In Figure 4, what this means is that not only does the individual not have to experience the same depths of addiction before recovery becomes more salient and accessible, but in the addiction and recovery curve that the lake represents, the start of the ascent is earlier. Because of the community focus and positive activities and events surrounding recovery in an Inclusive Recovery City, this creates the conditions for stronger community connections permitting more effective prevention and early intervention. The lifeboat waits in the shallow waters of experimentation and occasional use rather than sending frogmen down into the turbulent depths of active addiction.
So where to from here?
We are at the start of the journey for Inclusive Recovery Cities and we are in the process of identifying appropriate metrics but the model presented here should allow us to develop core metrics around not only recovery growth, but also community engagement, public attitudes and social distance and the implications for the prevention and early intervention agendas.
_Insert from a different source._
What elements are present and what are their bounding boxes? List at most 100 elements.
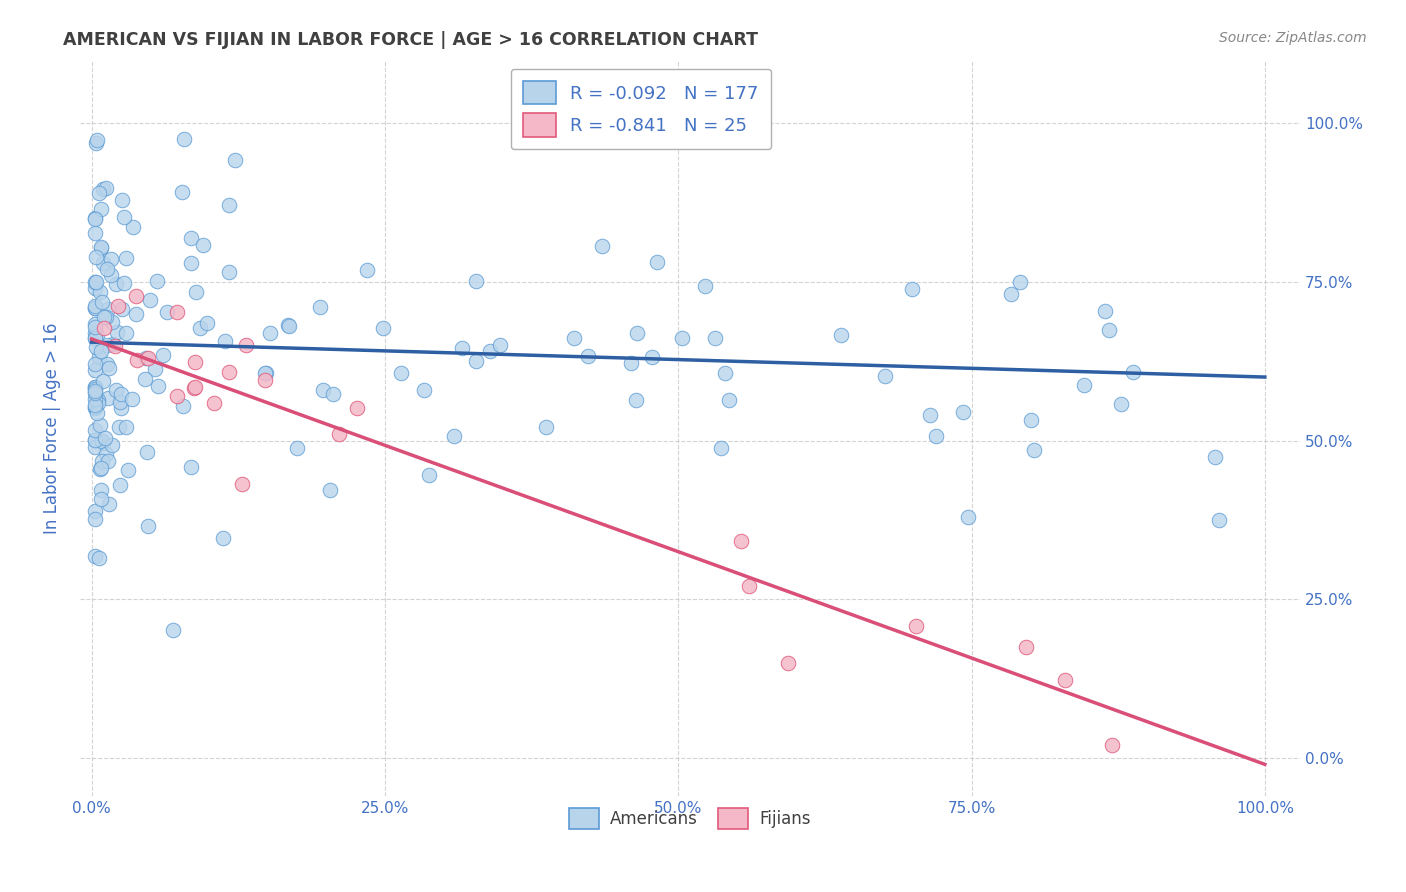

This is a model that will allow us to build a community-centred and recovery-oriented model of prevention and early intervention based on citizenship and active community participation and bring together a coherent model of public health and community-based approaches to tackling problematic substance use through strengths-based and whole-city approaches.
References:
Best, D and Colman, C. (2018) Lets celebrate recovery: inclusive cities working together to support social cohesion, Addiction Research and Theory, 27(1), 55-64
Braithwaite, J. (2022) Macrocriminology and Freedom. ANU Press: Canberra, Australia, Macrocriminology and Freedom (anu.edu.au).
Dennis, M., Foss, M. & Scott, K. (2007) An Eight-Year Perspective on the Relationship Between the Duration of Abstinence and Other Aspects of Recovery, Evaluation Review, 31(6), 585-612
Valentine, P. (2011) Peer-based recovery support services within a recovery community organization: The CCAR experience. In: Kelly, J. & White, W. (eds) Addiction recovery management (pp. 259-279). New York: Humana Press.